Seven corporate, foundation and government funding partners joined NFWF to create the Southeast Michigan Resilience Fund. The fund is supported by contributions from:

  • Cleveland-Cliffs
  • The Fred A. and Barbara M. Erb Family Foundation
  • The Kresge Foundation
  • The Ralph C. Wilson, Jr. Foundation
  • The U.S. Environmental Protection Agency
  • The U.S. Fish and Wildlife Service
  • The U.S. Forest Service

Southeast Michigan Resilience Fund 2021 grant recipients include:

  • Huron-Clinton Metropolitan Authority, to improve habitat along the Huron River at Willow Metropark in Wayne County by restoring eroded river bank, in-stream, floodplain and native prairie habitat.
  • City of Detroit, to install a bioretention project at Patton Park, a 93-acre, city-owned park located on the border of Detroit and Dearborn, to capture runoff.
  • Oakland County Parks and Recreation, to remove the failing Davisburg Mill Pond Dam to restore the natural stream channel and adjacent wetlands.
  • Chandler Park Conservancy, to install green stormwater infrastructure in Chandler Park, Detroit to reduce combined sewer overflows and flooding to adjacent community property owners.
  • Detroit Future City, to restore habitat and create public green space along 1.3 acres of vacant land in East Poletown, Detroit by removing invasive species, adding biodiversity through planting of native trees and shrubs, and enhancing educational public space.
  • Friends of the Rouge, to build more than 7,000-square-feet of green stormwater infrastructure by planting trees, installing rain gardens and removing impervious surfaces.
  • City of Hamtramck, to plant at least 300 trees throughout the city of Hamtramck and strengthen partnerships built with the local community.

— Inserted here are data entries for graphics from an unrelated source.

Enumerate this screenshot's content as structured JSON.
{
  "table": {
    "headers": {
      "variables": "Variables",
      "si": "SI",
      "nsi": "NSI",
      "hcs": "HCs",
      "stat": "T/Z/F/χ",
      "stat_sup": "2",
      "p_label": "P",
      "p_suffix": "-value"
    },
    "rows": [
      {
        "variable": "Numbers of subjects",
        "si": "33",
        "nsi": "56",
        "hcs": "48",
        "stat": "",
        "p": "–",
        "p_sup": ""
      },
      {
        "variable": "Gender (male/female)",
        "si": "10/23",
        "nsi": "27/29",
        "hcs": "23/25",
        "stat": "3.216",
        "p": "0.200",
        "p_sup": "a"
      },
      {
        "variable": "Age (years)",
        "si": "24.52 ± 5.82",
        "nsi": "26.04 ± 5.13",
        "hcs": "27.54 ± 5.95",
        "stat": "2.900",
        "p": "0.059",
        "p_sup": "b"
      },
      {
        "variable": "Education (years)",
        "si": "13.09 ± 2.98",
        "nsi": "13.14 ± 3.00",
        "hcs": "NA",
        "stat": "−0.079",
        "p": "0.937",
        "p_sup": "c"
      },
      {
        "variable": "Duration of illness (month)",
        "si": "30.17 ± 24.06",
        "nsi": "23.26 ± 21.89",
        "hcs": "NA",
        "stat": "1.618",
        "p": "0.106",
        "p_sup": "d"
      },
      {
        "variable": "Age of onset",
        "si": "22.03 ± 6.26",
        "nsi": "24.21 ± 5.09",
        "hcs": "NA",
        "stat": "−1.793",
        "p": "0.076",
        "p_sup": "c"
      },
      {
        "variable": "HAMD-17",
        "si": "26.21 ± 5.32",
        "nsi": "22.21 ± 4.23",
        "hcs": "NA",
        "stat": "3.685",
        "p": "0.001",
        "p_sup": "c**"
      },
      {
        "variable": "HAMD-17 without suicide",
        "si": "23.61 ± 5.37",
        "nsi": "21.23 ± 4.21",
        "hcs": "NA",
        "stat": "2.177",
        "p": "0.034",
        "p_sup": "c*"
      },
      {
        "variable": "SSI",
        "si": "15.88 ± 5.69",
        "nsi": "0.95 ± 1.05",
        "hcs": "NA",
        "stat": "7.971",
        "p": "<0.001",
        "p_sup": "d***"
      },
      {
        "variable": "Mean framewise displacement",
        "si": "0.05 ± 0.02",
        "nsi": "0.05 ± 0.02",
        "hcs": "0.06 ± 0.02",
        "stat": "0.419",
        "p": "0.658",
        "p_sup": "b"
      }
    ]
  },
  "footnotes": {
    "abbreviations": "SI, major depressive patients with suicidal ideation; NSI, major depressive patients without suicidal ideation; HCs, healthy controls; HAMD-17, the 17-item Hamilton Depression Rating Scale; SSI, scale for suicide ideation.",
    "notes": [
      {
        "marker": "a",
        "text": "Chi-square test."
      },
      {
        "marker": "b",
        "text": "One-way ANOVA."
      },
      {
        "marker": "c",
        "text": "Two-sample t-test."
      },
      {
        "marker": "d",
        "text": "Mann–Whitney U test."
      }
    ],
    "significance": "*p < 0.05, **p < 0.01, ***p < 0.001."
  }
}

“Flooding is a major concern for urban communities,” said Lois R. DeBacker, managing director of Kresge’s Environment Program. “Climate change directly impacts water supply, and changes in precipitation are placing stress on the built and natural systems that provide fresh water, manage stormwater and treat wastewater. One of our primary goals at Kresge is helping cities implement climate change mitigation and adaptation approaches that advance racial and economic equity. The efforts being supported by the Southeast Michigan Resilience Fund to install green infrastructure, increase urban tree canopies, and restore riverbank and floodplain habitats will help communities that are disproportionately vulnerable to urban flooding and extreme rainfall become better equipped to reduce and prepare for the impacts of climate change.”

“As we look to improve the quality of life in southeast Michigan by investing in parks and trails, it is also essential to support green infrastructure and resilient solutions to the critical challenges posed by climate change,” said JJ Tighe, Parks & Trails Initiative director for the Ralph C. Wilson, Jr. Foundation. “We’re thankful for the collaboration across both public and private partners to solve for these challenges with local and community-based solutions.”

“Our foundation is delighted to participate in this wonderful collaborative effort, which enables us to leverage multiple contributions for maximum group impact,” said Neil Hawkins, president of the Fred A. and Barbara M. Erb Family Foundation. “It’s a win-win opportunity for the health of the Great Lakes ecosystem and for the many people whose well-being depends on it.”

“The Southeast Michigan Resilience Fund continues to exemplify the strength of public-private partnerships,” said Chris Korleski, director of the U.S. Environmental Protection Agency’s Great Lakes National Program Office. “The fund brings together federal and non-governmental partners that leverage Great Lakes Restoration Initiative funds to deliver on-the-ground projects in southeast Michigan communities, including communities that have historically been underrepresented and underserved.”